Davenport, T. & Prusak, L. (2000) stated that the components of knowledge management: people, process and technology must be uniformly supplied in terms of time and money. The most powerful force in knowledge management is people because they can able to change their environment so trust in people is an extraordinary phenomenon in managing people and their knowledge. Milton, N. (nd) described two other ways to manage knowledge called connect and collect, however these terms are vastly similar to the Nonaka, I. & Takeuchi, H. 'SECI model' (see section 2.7). The S mean Socialization and it begins through the connecting people into social networks where they can able to talk, to share dialogues with other people where the other three boxes named Externalization, Combination and Internalization is all about revolving tacit knowledge into explicit into tacit knowledge. For example knowledge is documented, recorded into knowledge system or knowledge repository in an organized way thus the others can access it. Organizational culture should abide for mistakes by recognizing and gratifying innovative errors, also there should be no fear of losing position from not knowing the entire thing (Gillingham, H. & Robert, B. 2006). In the view of Barnes, P. (2007), decentralize structure gives opportunities to know where the decisive knowledge is located and able to make more accurate decisions.
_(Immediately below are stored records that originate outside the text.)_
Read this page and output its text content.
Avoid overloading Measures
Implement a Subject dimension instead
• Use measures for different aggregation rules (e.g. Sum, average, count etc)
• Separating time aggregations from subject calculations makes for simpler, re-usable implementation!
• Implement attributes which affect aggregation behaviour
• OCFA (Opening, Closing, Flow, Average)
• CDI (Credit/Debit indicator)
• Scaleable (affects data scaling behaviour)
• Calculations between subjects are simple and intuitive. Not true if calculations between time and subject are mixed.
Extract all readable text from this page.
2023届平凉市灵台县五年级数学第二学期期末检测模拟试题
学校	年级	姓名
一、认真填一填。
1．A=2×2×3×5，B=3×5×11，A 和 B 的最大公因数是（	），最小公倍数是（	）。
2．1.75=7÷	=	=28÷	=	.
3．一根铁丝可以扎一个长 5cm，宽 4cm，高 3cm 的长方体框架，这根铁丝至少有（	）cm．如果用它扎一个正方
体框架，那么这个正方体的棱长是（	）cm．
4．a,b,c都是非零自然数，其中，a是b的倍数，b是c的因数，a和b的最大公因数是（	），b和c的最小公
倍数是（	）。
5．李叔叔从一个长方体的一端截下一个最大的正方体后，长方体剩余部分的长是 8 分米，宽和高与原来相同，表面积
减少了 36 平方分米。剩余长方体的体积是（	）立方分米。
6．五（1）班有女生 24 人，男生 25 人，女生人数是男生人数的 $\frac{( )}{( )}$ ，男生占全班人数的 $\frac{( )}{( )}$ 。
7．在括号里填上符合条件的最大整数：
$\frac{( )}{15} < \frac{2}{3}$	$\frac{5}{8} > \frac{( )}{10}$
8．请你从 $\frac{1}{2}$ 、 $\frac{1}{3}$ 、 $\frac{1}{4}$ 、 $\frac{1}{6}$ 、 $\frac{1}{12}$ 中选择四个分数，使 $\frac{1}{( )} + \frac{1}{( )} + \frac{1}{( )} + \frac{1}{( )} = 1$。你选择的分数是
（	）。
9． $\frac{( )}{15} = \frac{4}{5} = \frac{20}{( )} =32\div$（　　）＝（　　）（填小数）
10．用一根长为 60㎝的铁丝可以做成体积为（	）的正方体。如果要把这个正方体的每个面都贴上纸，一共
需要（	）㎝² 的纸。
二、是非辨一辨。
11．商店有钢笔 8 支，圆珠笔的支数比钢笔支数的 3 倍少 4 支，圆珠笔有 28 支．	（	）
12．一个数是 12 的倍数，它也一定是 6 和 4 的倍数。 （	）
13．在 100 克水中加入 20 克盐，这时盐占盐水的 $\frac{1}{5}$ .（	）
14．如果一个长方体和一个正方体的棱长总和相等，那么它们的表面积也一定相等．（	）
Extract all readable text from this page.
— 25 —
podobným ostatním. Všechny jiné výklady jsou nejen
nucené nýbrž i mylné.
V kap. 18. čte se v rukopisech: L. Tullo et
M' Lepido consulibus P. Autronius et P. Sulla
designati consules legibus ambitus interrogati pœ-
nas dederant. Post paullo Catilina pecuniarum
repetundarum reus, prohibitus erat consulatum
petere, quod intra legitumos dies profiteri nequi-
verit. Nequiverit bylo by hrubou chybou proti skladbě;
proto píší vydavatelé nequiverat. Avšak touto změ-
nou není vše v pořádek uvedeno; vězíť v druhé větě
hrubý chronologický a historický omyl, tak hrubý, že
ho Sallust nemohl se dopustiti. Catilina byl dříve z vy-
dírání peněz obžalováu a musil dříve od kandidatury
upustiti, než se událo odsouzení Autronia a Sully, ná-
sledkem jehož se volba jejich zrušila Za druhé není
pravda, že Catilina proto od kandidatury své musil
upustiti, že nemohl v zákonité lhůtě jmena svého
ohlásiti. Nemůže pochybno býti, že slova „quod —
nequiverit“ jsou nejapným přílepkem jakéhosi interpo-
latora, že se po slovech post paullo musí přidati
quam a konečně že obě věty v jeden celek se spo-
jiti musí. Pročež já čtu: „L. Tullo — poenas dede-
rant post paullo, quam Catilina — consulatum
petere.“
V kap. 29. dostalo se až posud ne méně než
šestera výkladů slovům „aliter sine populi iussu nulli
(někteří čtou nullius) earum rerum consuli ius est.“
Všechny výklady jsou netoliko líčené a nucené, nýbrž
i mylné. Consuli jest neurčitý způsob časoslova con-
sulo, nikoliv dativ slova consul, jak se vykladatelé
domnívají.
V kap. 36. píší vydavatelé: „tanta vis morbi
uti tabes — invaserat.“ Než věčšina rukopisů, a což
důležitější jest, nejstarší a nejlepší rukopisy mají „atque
Incentive and reward systems not only influence members to support knowledge management activities but it also encourage their willingness to take part in the creation and sharing knowledge (Yeh, Y. et al., 2006). Lack of trust alters into culture of trust and confidence get by face to face interactions; it's not only the way of transferring tacit knowledge between individuals but it allows to evaluating the trustworthiness of both the giver and the receiver. Use of technology in knowledge management stipulates user training and members should have skills available other than technical ones such as interpersonal skills. According to the Abell, A. & Oxbrow, N. (2001) technologies should not be the driver and substitute of social interactions; neither should it be a barrier.

2.10 - Summary

Every organizations is a knowledge based and they possesses particular knowledge in various forms such as in human capital, structure capital, intellectual capital etc. and the issue of knowledge management is essential because organization lives in uncertain world. The above literature has been identified potential barriers to knowledge management which was categorized into organizational culture, people perceptions, ineffective processes and obsolete technologies. There is no cause to believe that those barriers will not impact on knowledge sharing to a more or fewer extent within an organization and between personnel. However the rationale of this study was not to classify an extensive organizational barrier profile but the principle was merely to recognize a set of commonly studied barriers in knowledge management which can be apparent in various means across an organization. When organizations managed and implement knowledge in a logical and structure way it can add value to both the employees and organizations effectiveness. The literature review also fascinated that knowledge management is a social activity or relies on social models, even though sharing of knowledge can be possible from technologies but recipient and sender of knowledge are still humans. Organizational culture, employee's perceptions and their characteristics, sources of knowledge creation and the context in which knowledge is shared are key consideration in knowledge management.